„Da werden sie gucken“: Herrenknecht will im Schwanauer Blumenkübel-Streit offenbar nachlegen

Martin Herreknecht gibt wohl nicht klein bei.
Stache/dpa- Herrenknecht kündigt im TV eine neue Aktion im Blumenkübel-Streit mit Schwanau an.
- Hintergrund: 20 Kübel in Allmannsweier sollten den Verkehr bremsen, er ließ sie entfernen.
- Er warnt die Gemeinde und droht mit Teilen seines Unternehmens wegzuziehen.
- TV-Programm am Montag: Doku „Der Tunnelkönig …“, danach „das große Interview“ im SWR.
- Weitere Aussagen im Gespräch: Kritik an Elon Musk und Idee eines Tunnels unter der Straße von Hormus.
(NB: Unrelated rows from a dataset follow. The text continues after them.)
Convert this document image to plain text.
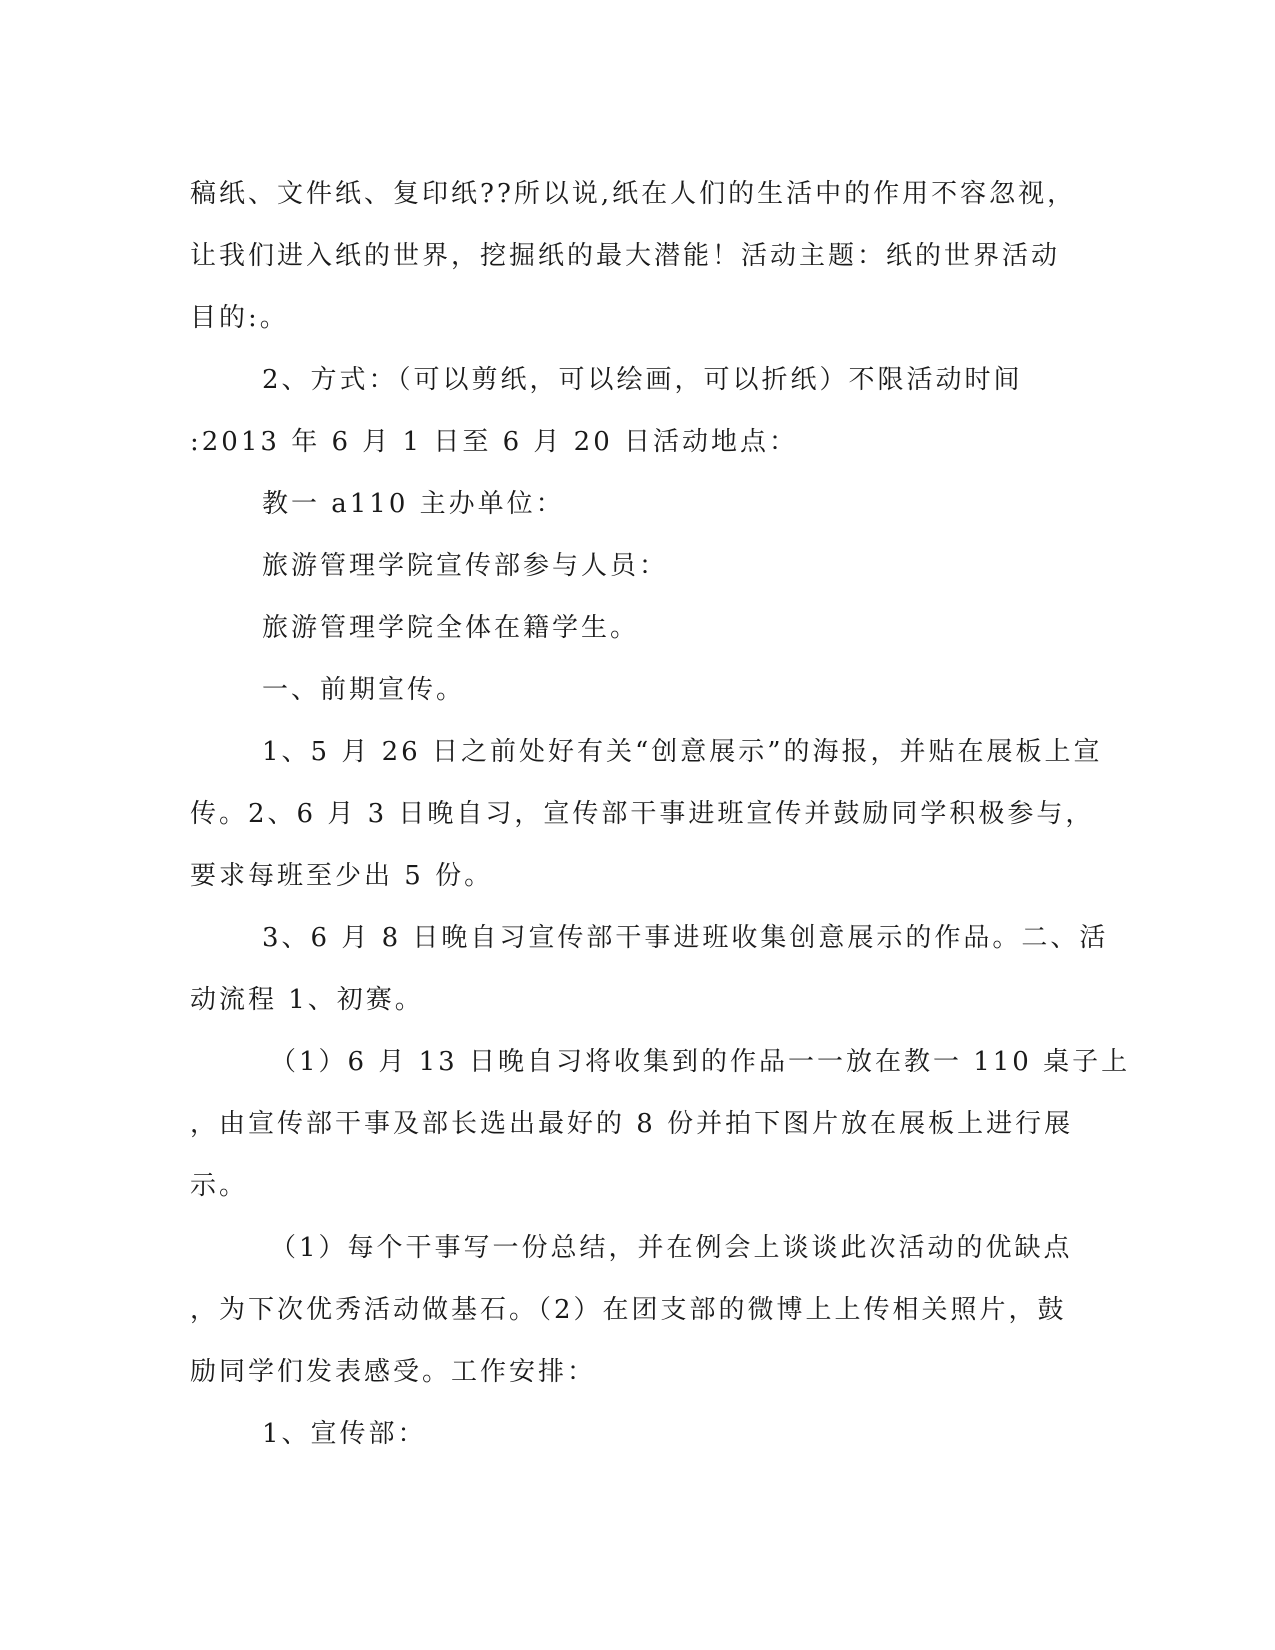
稿纸、文件纸、复印纸??所以说,纸在人们的生活中的作用不容忽视，
让我们进入纸的世界，挖掘纸的最大潜能！活动主题：纸的世界活动
目的:。
2、方式：（可以剪纸，可以绘画，可以折纸）不限活动时间
:2013 年 6 月 1 日至 6 月 20 日活动地点：
教一 a110 主办单位：
旅游管理学院宣传部参与人员：
旅游管理学院全体在籍学生。
一、前期宣传。
1、5 月 26 日之前处好有关“创意展示”的海报，并贴在展板上宣
传。2、6 月 3 日晚自习，宣传部干事进班宣传并鼓励同学积极参与，
要求每班至少出 5 份。
3、6 月 8 日晚自习宣传部干事进班收集创意展示的作品。二、活
动流程 1、初赛。
（1）6 月 13 日晚自习将收集到的作品一一放在教一 110 桌子上
，由宣传部干事及部长选出最好的 8 份并拍下图片放在展板上进行展
示。
（1）每个干事写一份总结，并在例会上谈谈此次活动的优缺点
，为下次优秀活动做基石。（2）在团支部的微博上上传相关照片，鼓
励同学们发表感受。工作安排：
1、宣传部：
Die Zusammenfassung wurde durch künstliche Intelligenz erstellt.
Martin Herrenknecht zur Primetime im TV – das gibt's am Montag, 13. Juli, ab 20.15 Uhr im SWR. Laut Ankündigung des Senders wird zunächst die Doku „Der Tunnelkönig – Herrenknecht verbindet die Welt“ und im Anschluss (ab 21 Uhr) „Martin Herrenknecht – das große Interview“ ausgestrahlt.
Der 84-Jährige sieht eine Gefahr für den Verkehr
Im Gespräch soll es auch um den seit Monaten schwelenden Streit zwischen Herrenknecht und der Gemeinde Schwanau gehen. Letztere hatte, wie mehrfach berichtet, in Allmannsweier 20 Blumenkübel als verkehrsberuhigende Maßnahme in einer 30er-Zone aufgestellt – und Martin Herrenknecht sie abräumen lassen. Der 84-Jährige sah darin eine Gefahr für den Verkehr, nicht zuletzt für seine Mitarbeiter.
Warnung an Gemeinde
Die Ankündigung der Kommune, die Kübel wieder an Ort und Stelle bringen zu wollen, konterte der Tunnelbohrunternehmer vor Kurzem mit der Drohung, Teile seines Unternehmens aus Schwanau abzuziehen.
„Ich werde eine Aktion machen“
Nun legt er offenbar erneut nach. Laut SWR sagt Herrenknecht im Interview: „Ich werde eine Aktion machen, da werden sie gucken, was sie machen im Gemeinderat.“ Was genau der Firmengründer plant und ob er es in dem Fernsehbeitrag verrät, bleibt offen. Dass er mit dem Zwist polarisiere, sei ihm jedenfalls „...egal“, wird Herrenknecht zitiert.
Elon Musk: „ein Blender“
Weitere Themen des Gesprächs, das in Herrenknechts Gästehaus geführt wurde, sind unter anderem US-Unternehmer Elon Musk („ein Blender“) sowie die umkämpfte Straße von Hormus, die man laut dem 84-Jährigen mit einem Tunnelprojekt umgehen könnte.
Die sensible Seite Herrenknechts
Auch die sensible Seite des kantigen Schwanauers, dessen Weltunternehmen in diesem Jahr seinen 50. Geburtstag feiert, wird gezeigt, verspricht der SWR. So soll Herrenknecht etwa von seiner Kindheit „zwischen unendlicher Freiheit, aber auch Prügel vom Vater“ berichten.
Doku und Interview sind ab kommenden Montag auch in der ARD-Mediathek abrufbar.